If we follow Rabbi Eliezer, then it’s obvious why we celebrate a festival by making a succah: it’s there to remind us of a miracle. All the festivals are about miracles, and Succot is about God’s tender care of His people, mitigating the hardships of the journey across the desert by surrounding them with His protective Cloud, the way a parent wraps a young child in a blanket. And that is Succot for Him, a memory of that Divine protection during the wilderness years.
Rabbi Akiva’s view, though, is deeply problematic. If a succah is just a hut, what was the miracle? There’s nothing unusual about living in a hut if you’re living a nomadic existence in the desert. It’s what the Bedouin did until recently, and some still do. So what’s miraculous? Why have the festival?
Rashbam, who was Rashi’s grandson, says the succah was there to remind the Israelites of their past, so that at the very moment they were feeling the greatest satisfaction at living in Israel, they should remember their lowly origins when they had no land and no permanent home.
But I think there’s another way of understanding Rabbi Akiva altogether, and it lies in one of the great lines of Jeremiah in words we say on Rosh Hashanah:
“Zacharti lach chessed ne’urayich”, I remember the lovingkindness of your youth, how as a bride you loved Me and followed Me through the wilderness, through a land not yet sown.Jeremiah 2:2
This is one of the very few lines in Tanach that speaks in praise, not of God, but of the People Israel. Elsewhere they are portrayed as fractious, rebellious, ungrateful, and wayward. But the fact remains that they had the courage to travel, to move, to leave security behind and follow God’s call the way Abraham and Sarah did at the dawn of our history.

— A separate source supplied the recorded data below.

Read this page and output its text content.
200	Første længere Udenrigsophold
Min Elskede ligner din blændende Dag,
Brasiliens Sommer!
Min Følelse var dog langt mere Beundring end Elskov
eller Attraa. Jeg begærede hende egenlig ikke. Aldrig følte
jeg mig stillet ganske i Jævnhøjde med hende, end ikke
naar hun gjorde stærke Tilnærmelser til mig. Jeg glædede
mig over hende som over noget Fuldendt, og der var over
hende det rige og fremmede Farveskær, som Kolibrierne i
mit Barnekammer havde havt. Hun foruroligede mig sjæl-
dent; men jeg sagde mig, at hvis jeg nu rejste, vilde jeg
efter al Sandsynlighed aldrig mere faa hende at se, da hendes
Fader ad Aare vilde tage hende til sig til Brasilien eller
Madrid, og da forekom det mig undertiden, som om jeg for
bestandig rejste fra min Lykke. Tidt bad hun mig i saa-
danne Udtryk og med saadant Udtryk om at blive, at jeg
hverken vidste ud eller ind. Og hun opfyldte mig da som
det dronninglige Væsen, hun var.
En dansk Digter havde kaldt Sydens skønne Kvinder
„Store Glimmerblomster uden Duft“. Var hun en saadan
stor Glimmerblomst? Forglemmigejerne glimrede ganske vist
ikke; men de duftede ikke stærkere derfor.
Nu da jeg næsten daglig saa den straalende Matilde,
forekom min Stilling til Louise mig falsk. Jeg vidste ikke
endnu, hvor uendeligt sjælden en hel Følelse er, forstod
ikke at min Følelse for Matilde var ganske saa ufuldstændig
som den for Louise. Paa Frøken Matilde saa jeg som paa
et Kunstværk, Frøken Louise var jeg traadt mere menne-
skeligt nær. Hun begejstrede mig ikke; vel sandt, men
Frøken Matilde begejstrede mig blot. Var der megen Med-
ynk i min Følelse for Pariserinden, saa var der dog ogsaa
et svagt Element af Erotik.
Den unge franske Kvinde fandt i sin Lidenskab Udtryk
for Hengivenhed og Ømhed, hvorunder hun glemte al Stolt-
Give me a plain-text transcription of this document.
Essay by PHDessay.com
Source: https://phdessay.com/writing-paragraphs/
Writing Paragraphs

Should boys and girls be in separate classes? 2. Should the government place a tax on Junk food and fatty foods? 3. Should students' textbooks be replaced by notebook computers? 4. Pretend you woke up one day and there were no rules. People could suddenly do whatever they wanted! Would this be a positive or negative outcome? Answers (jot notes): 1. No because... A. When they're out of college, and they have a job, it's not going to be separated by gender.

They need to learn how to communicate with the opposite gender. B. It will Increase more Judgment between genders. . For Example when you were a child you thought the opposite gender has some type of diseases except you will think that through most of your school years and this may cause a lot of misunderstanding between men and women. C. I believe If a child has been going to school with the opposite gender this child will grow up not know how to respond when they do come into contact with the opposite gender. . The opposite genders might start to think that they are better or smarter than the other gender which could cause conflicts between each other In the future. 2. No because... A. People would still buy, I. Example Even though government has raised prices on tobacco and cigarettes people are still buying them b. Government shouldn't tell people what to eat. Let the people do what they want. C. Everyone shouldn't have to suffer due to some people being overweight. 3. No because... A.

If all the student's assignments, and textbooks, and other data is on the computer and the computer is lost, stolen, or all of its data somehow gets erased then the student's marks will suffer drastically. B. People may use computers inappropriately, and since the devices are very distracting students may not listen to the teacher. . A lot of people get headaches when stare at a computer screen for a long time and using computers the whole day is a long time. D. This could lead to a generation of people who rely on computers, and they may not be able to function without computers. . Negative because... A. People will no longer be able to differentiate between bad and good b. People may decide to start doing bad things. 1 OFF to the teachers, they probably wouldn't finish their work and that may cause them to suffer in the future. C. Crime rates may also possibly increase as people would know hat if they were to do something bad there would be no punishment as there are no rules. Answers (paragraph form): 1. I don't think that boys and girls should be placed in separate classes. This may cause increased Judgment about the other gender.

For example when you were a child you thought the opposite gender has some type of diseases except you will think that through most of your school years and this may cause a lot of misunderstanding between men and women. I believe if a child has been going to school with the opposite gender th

There’s no sacrifice if God is protecting you every inch of the way at all times. But if we follow Rabbi Akiva and see the succah as just what it is, the temporary home of a temporarily homeless people, then it makes sense to say that Israel showed the courage of a bride willing to follow her husband on a risk-laden journey to a place that she has never seen before. A love that shows itself in the fact that she is willing to live in a hut, trusting her husband’s promise that one day they will have a permanent home. In other words, the other festivals represent God’s love for Israel, but Succot represents Israel’s love for God.
I call Succot ‘The Festival of Insecurity’. That is exactly what the Israelites experienced for 40 years in the desert. It is exactly what we experience, at least here in London, when we celebrate Succot exposed to the cold, the wind, the rain, and the storm. And Succot is zman simchateinu, that miraculous ability to rejoice even in the midst of insecurity.
The 21st century is the age of insecurity, and we as Jews are the world’s experts in how to live in insecurity because we’ve existed with it for millennia. And the supreme response to insecurity is Succot, when we leave behind the safety of our houses and sit in succot mamash, in huts, exposed to the elements. To be able to do so and still say this is the festival of our joy, zman simchateinu, is a supreme achievement of faith and the ultimate antidote to fear. Faith is not certainty, it is the courage to live with uncertainty. It’s the ability to rejoice in the midst of instability and change, travelling through the wilderness of time toward an unknown destination without fear, because we walk towards God, and He towards us.